Both the ethical imperatives I’ve described—“must work” and “must stay at home”—reflect noble desires, the one for talents fully used and the other for the vocation of motherhood. But I worry that both are too often promoted ideologically, prescribed as answers to the anxieties young women naturally feel about what they should do. This problem is especially pressing for those high-achieving college students I have been describing, who cannot imagine doing anything—be it career or motherhood—halfheartedly.
It’s the tacit denial of the tragedy of the human condition that I’ve come to resent in the contemporary literature about “balancing” career and family. This literature is full of demands for Justice and Equality, its authors motivated by ideas of social perfection: to finally place a sufficient number of women in the ranks of management and government and to effect true gender equality in the workplace as a whole. Engaged on a quest to change the world, they write with a fervor generated by a political ideal and employ the language of political advocacy, as if the divided desires of our souls can be unified by Reform and Revolution. There is a solution for everything, they imply; we just haven’t found it yet.
But this simply isn’t so. I know from personal experience that this conflict in the soul does not go away, no matter how pleasant and accommodating our colleagues may be, or how flexible our schedules. We are limited, embodied creatures. These limits mean that we cannot do everything to its fullest extent at once, and certain things we may not be able to do at all. The tragic aspect of this is that both excellence and nurture are real, vital goods and that the full pursuit of one often, and perhaps inevitably, forecloses fully pursuing the other.
This is very interesting. I think that my complaints might be small: A) While I certainly don't think that life is some Edenic ideal, I also don't think it's a tragedy. I don't think that God calls you to things that are impossible. Complicated, yes (and full of trade-offs); impossible, no. B) I think that all of this is true for men. I think it does men a disservice when we discuss work/family tensions without them. Aren't we all called both to be excellent and to serve others, both in our family and in our community?
~ Ah, "The Newsroom":
Sorkin is often presented as one of the auteurs of modern television, an innovator and an original voice. But he’s more logically placed in a school of showrunners who favor patterspeak, point-counterpoint, and dialogue-driven tributes to the era of screwball romance. Some of this banter is intelligent; just as often, however, it’s artificial intelligence, predicated on the notion that more words equals smarter. Besides Sorkin, these creators include Shonda Rhimes (whose Washington melodrama, “Scandal,” employs cast members from “The West Wing”); Amy Sherman-Palladino, of “The Gilmore Girls” (and the appealing new “Bunheads”); and David E. Kelley, who created “Ally McBeal” and “Boston Legal.” Sorkin is supposed to be on a different level from his peers: longer words, worldlier topics.I thought that Sorkin's method (which it's delightful to compare to "The Gilmore Girls"!) worked much better in "The West Wing." In "The West Wing" it felt fresh; in "The Newsroom" it feels just like the same old thing in a new setting. Like "The Gilmore Girls," when you rely on just one form of dialogue, it gets old and stylized after a while.
And, while some actors can get the method, some can't: Olivia Munn (Sloan Sabbith)'s delivery frequently makes me cringe.
Sure, there are over-the-top pious, pull-at-your-heart-strings lectures that are scattered liberally throughout the show, but it's the dialogue that really gets under my skin.

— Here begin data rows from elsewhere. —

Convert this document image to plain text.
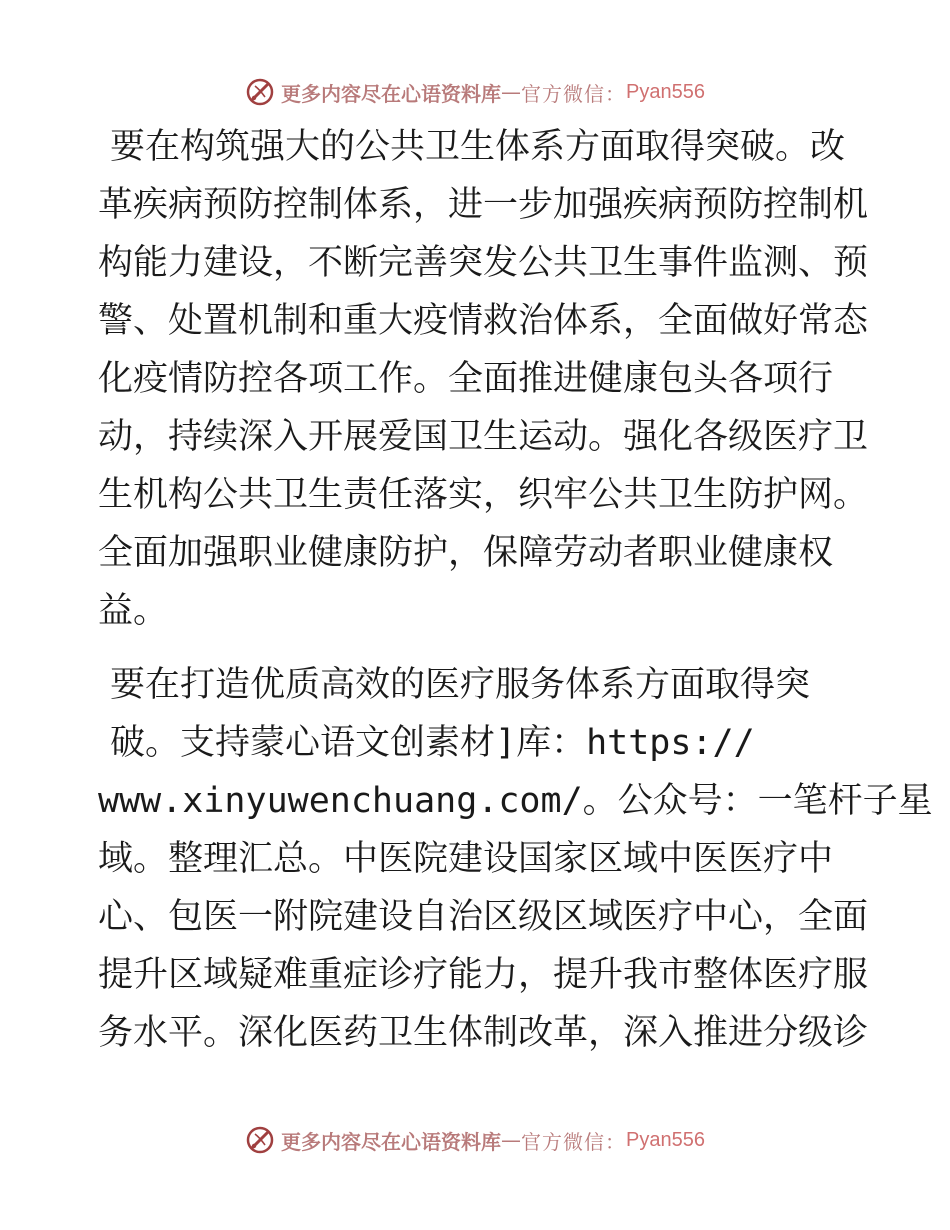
更多内容尽在心语资料库 — 官方微信： Pyan556
要在构筑强大的公共卫生体系方面取得突破。改
革疾病预防控制体系，进一步加强疾病预防控制机
构能力建设，不断完善突发公共卫生事件监测、预
警、处置机制和重大疫情救治体系，全面做好常态
化疫情防控各项工作。全面推进健康包头各项行
动，持续深入开展爱国卫生运动。强化各级医疗卫
生机构公共卫生责任落实，织牢公共卫生防护网。
全面加强职业健康防护，保障劳动者职业健康权
益。
要在打造优质高效的医疗服务体系方面取得突
破。支持蒙心语文创素材]库：https://
www.xinyuwenchuang.com/。公众号：一笔杆子星
域。整理汇总。中医院建设国家区域中医医疗中
心、包医一附院建设自治区级区域医疗中心，全面
提升区域疑难重症诊疗能力，提升我市整体医疗服
务水平。深化医药卫生体制改革，深入推进分级诊
更多内容尽在心语资料库 — 官方微信： Pyan556
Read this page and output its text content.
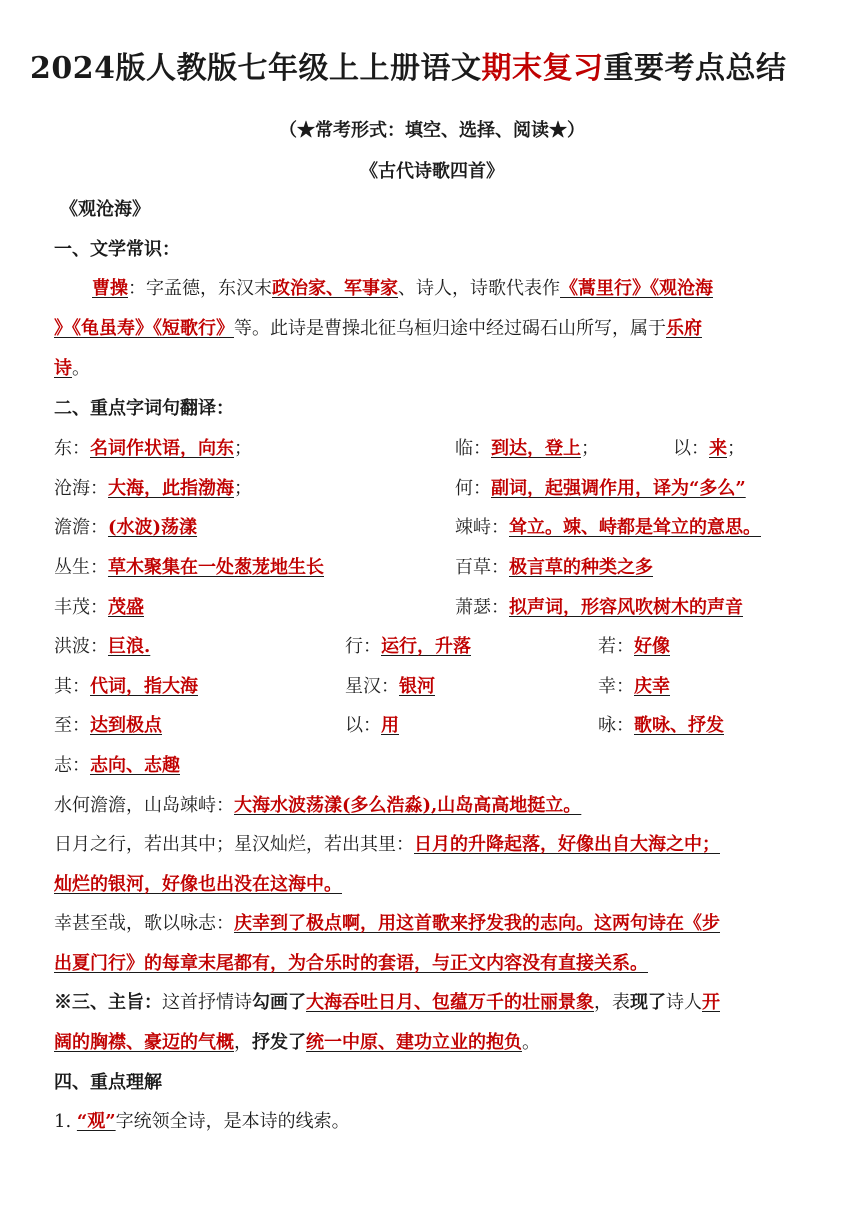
2024版人教版七年级上上册语文期末复习重要考点总结
（★常考形式：填空、选择、阅读★）
《古代诗歌四首》
《观沧海》
一、文学常识：
曹操：字孟德，东汉末政治家、军事家、诗人，诗歌代表作《蒿里行》《观沧海
》《龟虽寿》《短歌行》等。此诗是曹操北征乌桓归途中经过碣石山所写，属于乐府
诗。
二、重点字词句翻译：
东：名词作状语，向东；	临：到达，登上；	以：来；
沧海：大海，此指渤海；	何：副词，起强调作用，译为“多么”
澹澹：(水波)荡漾	竦峙：耸立。竦、峙都是耸立的意思。
丛生：草木聚集在一处葱茏地生长	百草：极言草的种类之多
丰茂：茂盛	萧瑟：拟声词，形容风吹树木的声音
洪波：巨浪.	行：运行，升落	若：好像
其：代词，指大海	星汉：银河	幸：庆幸
至：达到极点	以：用	咏：歌咏、抒发
志：志向、志趣
水何澹澹，山岛竦峙：大海水波荡漾(多么浩淼),山岛高高地挺立。
日月之行，若出其中；星汉灿烂，若出其里：日月的升降起落，好像出自大海之中；
灿烂的银河，好像也出没在这海中。
幸甚至哉，歌以咏志：庆幸到了极点啊，用这首歌来抒发我的志向。这两句诗在《步
出夏门行》的每章末尾都有，为合乐时的套语，与正文内容没有直接关系。
※三、主旨：这首抒情诗勾画了大海吞吐日月、包蕴万千的壮丽景象，表现了诗人开
阔的胸襟、豪迈的气概，抒发了统一中原、建功立业的抱负。
四、重点理解
1. “观”字统领全诗，是本诗的线索。
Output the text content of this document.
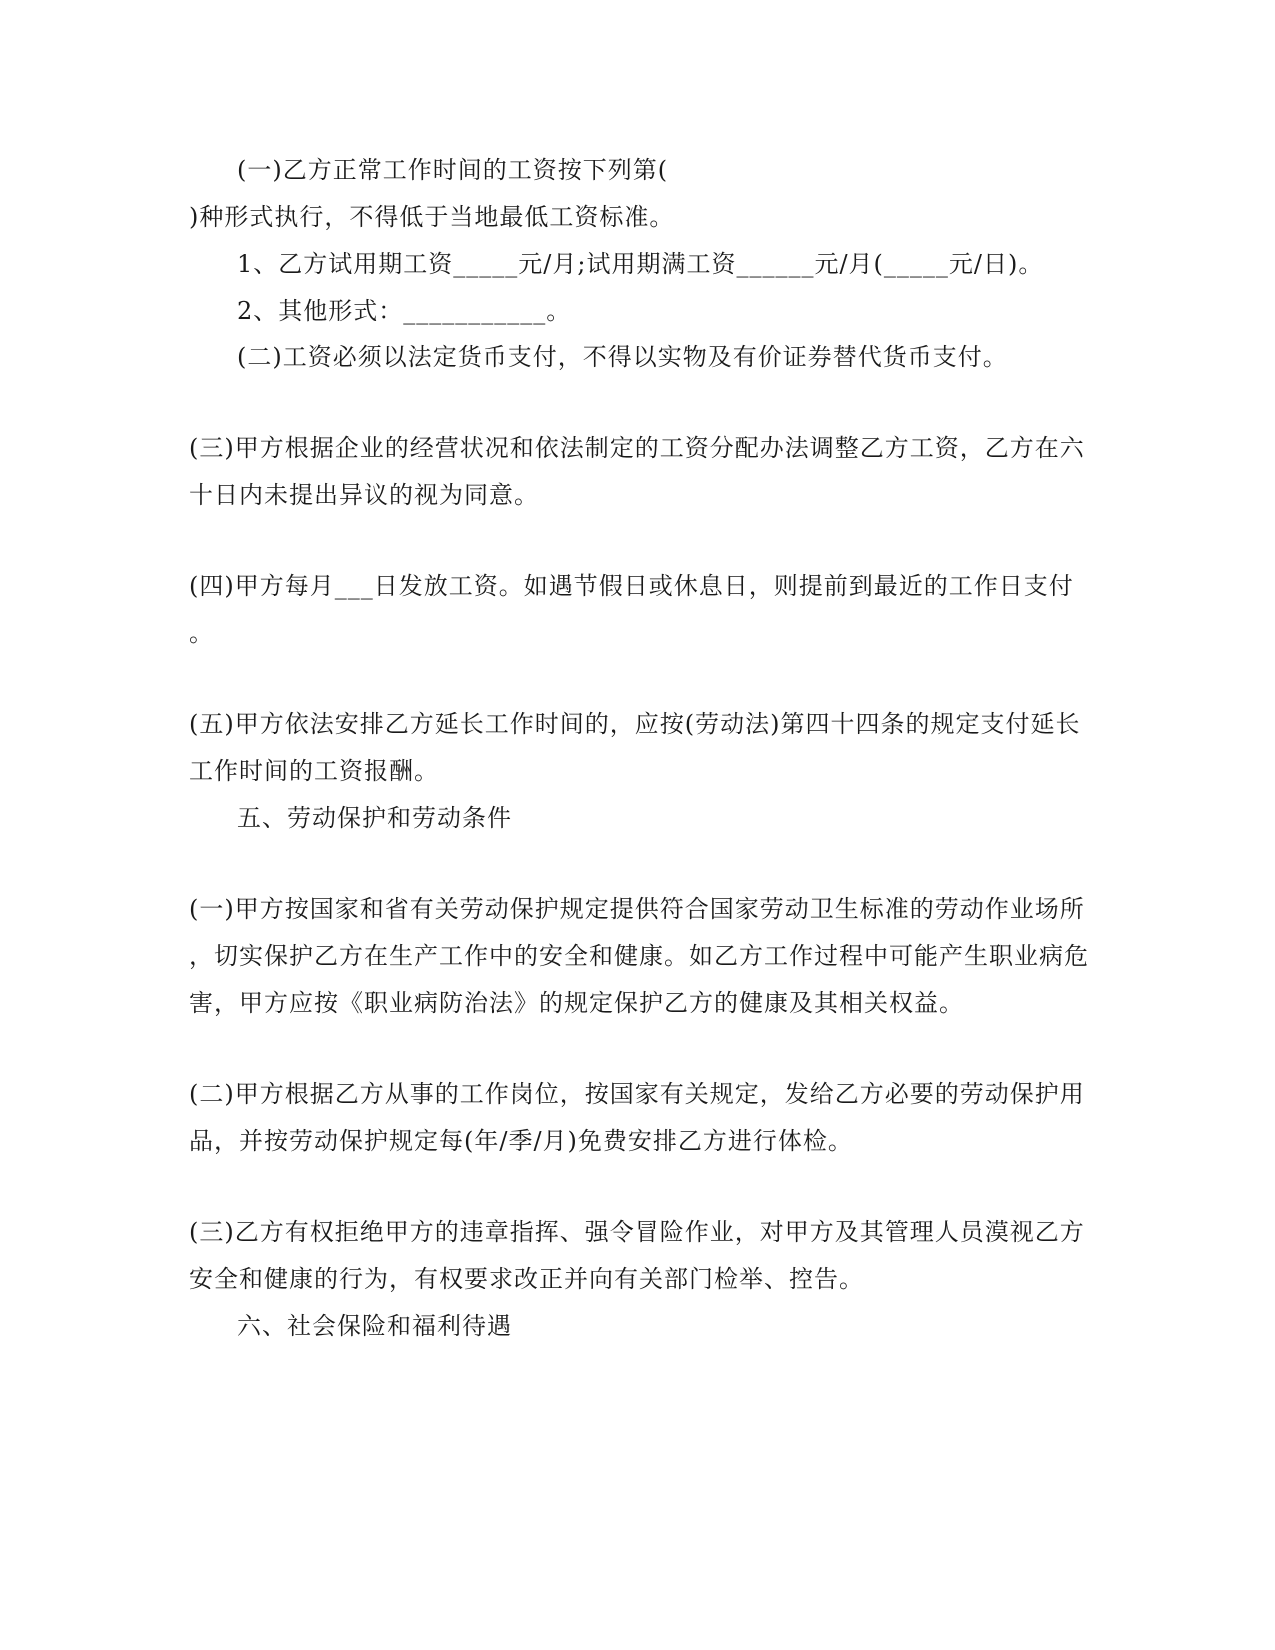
(一)乙方正常工作时间的工资按下列第(
)种形式执行，不得低于当地最低工资标准。
1、乙方试用期工资_____元/月;试用期满工资______元/月(_____元/日)。
2、其他形式：___________。
(二)工资必须以法定货币支付，不得以实物及有价证券替代货币支付。
(三)甲方根据企业的经营状况和依法制定的工资分配办法调整乙方工资，乙方在六
十日内未提出异议的视为同意。
(四)甲方每月___日发放工资。如遇节假日或休息日，则提前到最近的工作日支付
。
(五)甲方依法安排乙方延长工作时间的，应按(劳动法)第四十四条的规定支付延长
工作时间的工资报酬。
五、劳动保护和劳动条件
(一)甲方按国家和省有关劳动保护规定提供符合国家劳动卫生标准的劳动作业场所
，切实保护乙方在生产工作中的安全和健康。如乙方工作过程中可能产生职业病危
害，甲方应按《职业病防治法》的规定保护乙方的健康及其相关权益。
(二)甲方根据乙方从事的工作岗位，按国家有关规定，发给乙方必要的劳动保护用
品，并按劳动保护规定每(年/季/月)免费安排乙方进行体检。
(三)乙方有权拒绝甲方的违章指挥、强令冒险作业，对甲方及其管理人员漠视乙方
安全和健康的行为，有权要求改正并向有关部门检举、控告。
六、社会保险和福利待遇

~ The birth story of a friend, filled with (good) drama and entertainingly told (the best kind of birth stories are the ones where the mother makes it to the hospital just in time). On her conversation with her husband on the way to the hospital:
(For the record, I distinctly remember speaking at least two other times: once to tell him he was doing a good job driving (it seemed like an appropriately encouraging thing to say at the time) and once when he (in helpful birth-coach mode) tried to encourage me to relax, and I told him that my being tense was holding the baby in. I stand by this statement.)